Fumero sees Amy's punchline as a crowning moment in her opposites-attract relationship with Jake. "They bring out the best in each other," she says. "Her topping his joke is also a bit of a nod to their earlier relationship, when they were so competitive and always trying to best each other."

It also showcased just how far type-A Amy had come in five seasons. "Season 1 Amy would never have made a joke in the middle of her wedding," observes Fumero. "To see her arrive at that moment and just lean into it and make that joke in the middle of their ceremony is a testament to that character's growth." Adds Del Tredici: "We spend a lot of time on the show thinking about the evolution of Jake Peralta, whose path to maturity has been the story of the series in a lot of ways, but I'm equally invested in the story of how Amy has become slightly less mature. In thinking about the ways that their relationship has changed both of them, I love that at the core of this very important moment for her, she's talking about butts."

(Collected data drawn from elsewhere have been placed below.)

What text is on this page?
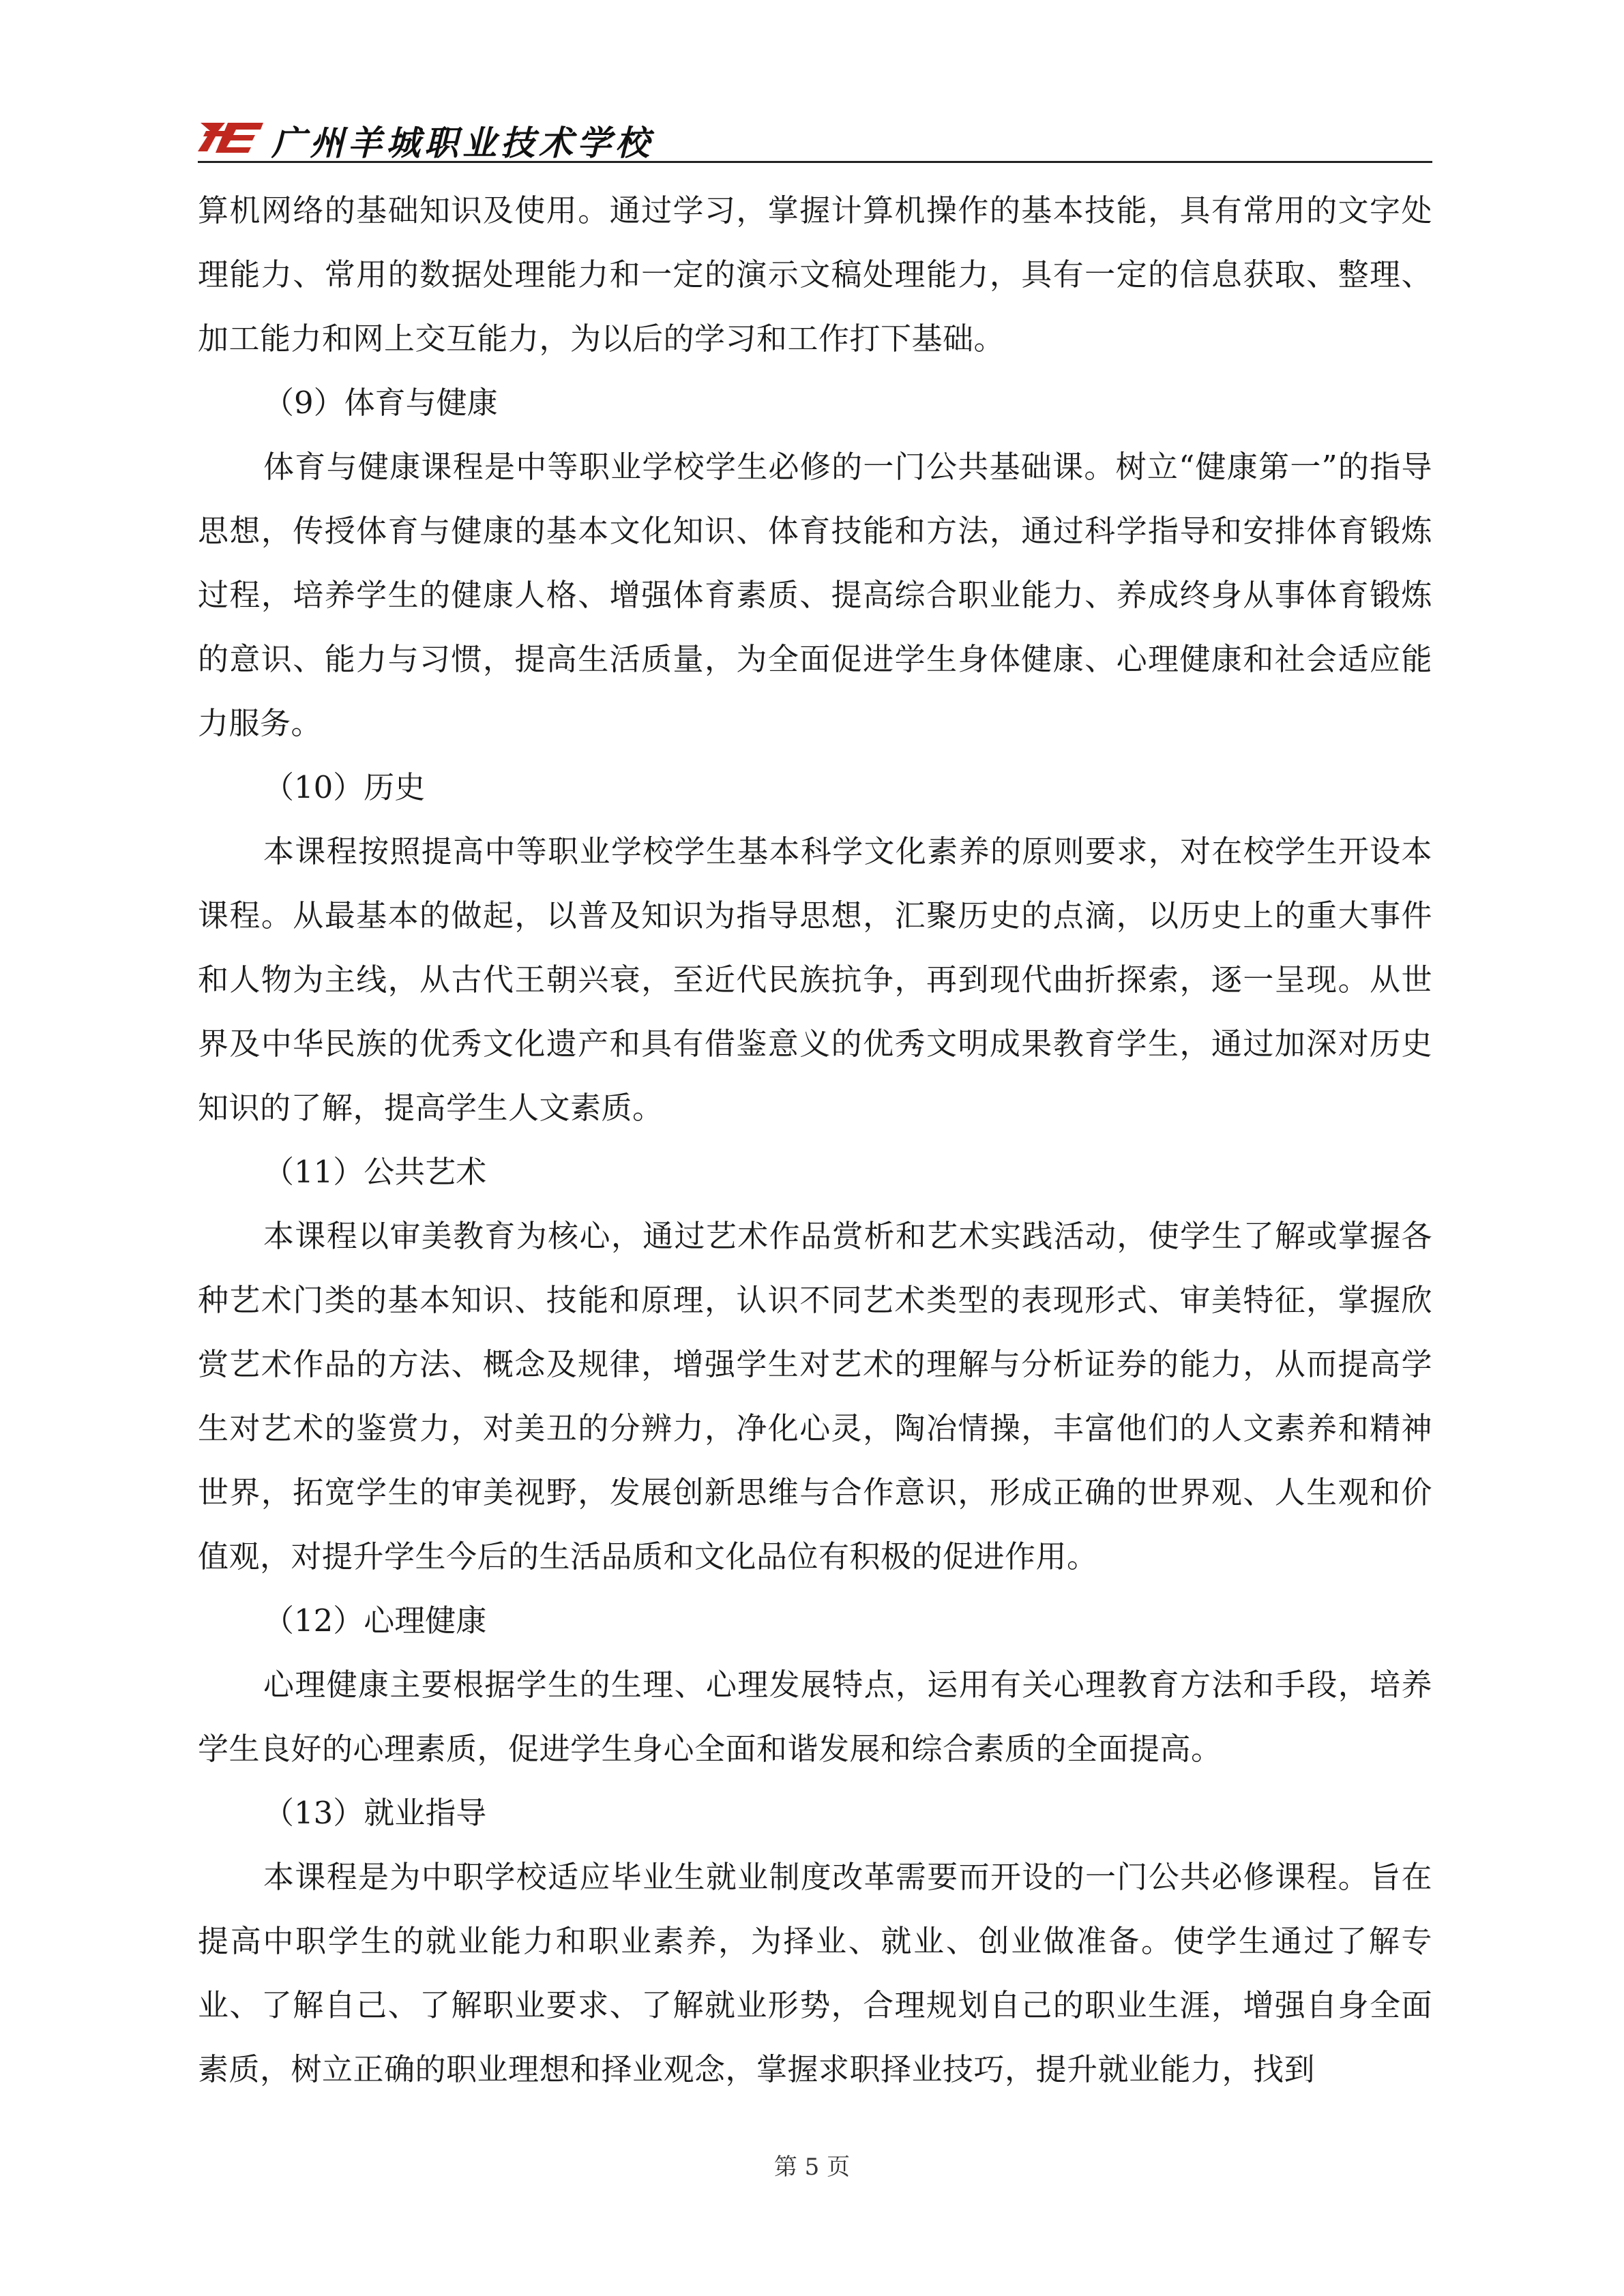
广州羊城职业技术学校

算机网络的基础知识及使用。通过学习，掌握计算机操作的基本技能，具有常用的文字处理能力、常用的数据处理能力和一定的演示文稿处理能力，具有一定的信息获取、整理、加工能力和网上交互能力，为以后的学习和工作打下基础。

（9）体育与健康

体育与健康课程是中等职业学校学生必修的一门公共基础课。树立“健康第一”的指导思想，传授体育与健康的基本文化知识、体育技能和方法，通过科学指导和安排体育锻炼过程，培养学生的健康人格、增强体育素质、提高综合职业能力、养成终身从事体育锻炼的意识、能力与习惯，提高生活质量，为全面促进学生身体健康、心理健康和社会适应能力服务。

（10）历史

本课程按照提高中等职业学校学生基本科学文化素养的原则要求，对在校学生开设本课程。从最基本的做起，以普及知识为指导思想，汇聚历史的点滴，以历史上的重大事件和人物为主线，从古代王朝兴衰，至近代民族抗争，再到现代曲折探索，逐一呈现。从世界及中华民族的优秀文化遗产和具有借鉴意义的优秀文明成果教育学生，通过加深对历史知识的了解，提高学生人文素质。

（11）公共艺术

本课程以审美教育为核心，通过艺术作品赏析和艺术实践活动，使学生了解或掌握各种艺术门类的基本知识、技能和原理，认识不同艺术类型的表现形式、审美特征，掌握欣赏艺术作品的方法、概念及规律，增强学生对艺术的理解与分析证券的能力，从而提高学生对艺术的鉴赏力，对美丑的分辨力，净化心灵，陶冶情操，丰富他们的人文素养和精神世界，拓宽学生的审美视野，发展创新思维与合作意识，形成正确的世界观、人生观和价值观，对提升学生今后的生活品质和文化品位有积极的促进作用。

（12）心理健康

心理健康主要根据学生的生理、心理发展特点，运用有关心理教育方法和手段，培养学生良好的心理素质，促进学生身心全面和谐发展和综合素质的全面提高。

（13）就业指导

本课程是为中职学校适应毕业生就业制度改革需要而开设的一门公共必修课程。旨在提高中职学生的就业能力和职业素养，为择业、就业、创业做准备。使学生通过了解专业、了解自己、了解职业要求、了解就业形势，合理规划自己的职业生涯，增强自身全面素质，树立正确的职业理想和择业观念，掌握求职择业技巧，提升就业能力，找到

第 5 页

Fumero and co. view that season 5 scene as a model moment — if not an aspirational one — for the couple. "It's now become the thing that we chase: 'How can we pop that bubble with a really good joke or really good callback in these really heartfelt Jake and Amy moments?'" she says. "It's so heartfelt, this whole journey of these two characters, and then you think she's going to deliver something really sincere [at the end of her vows], and she goes with that. I thought Andy's choice of crying, which he really went for — chef's kiss, cherry on top — it was so funny to me... I feel like I broke a little bit on a few takes because it was just so funny to me. I just loved that moment so much." There may have been no survivors that wedding night, but the laughs live on.

The eighth and final season of Brooklyn Nine-Nine kicks off Thursday on NBC.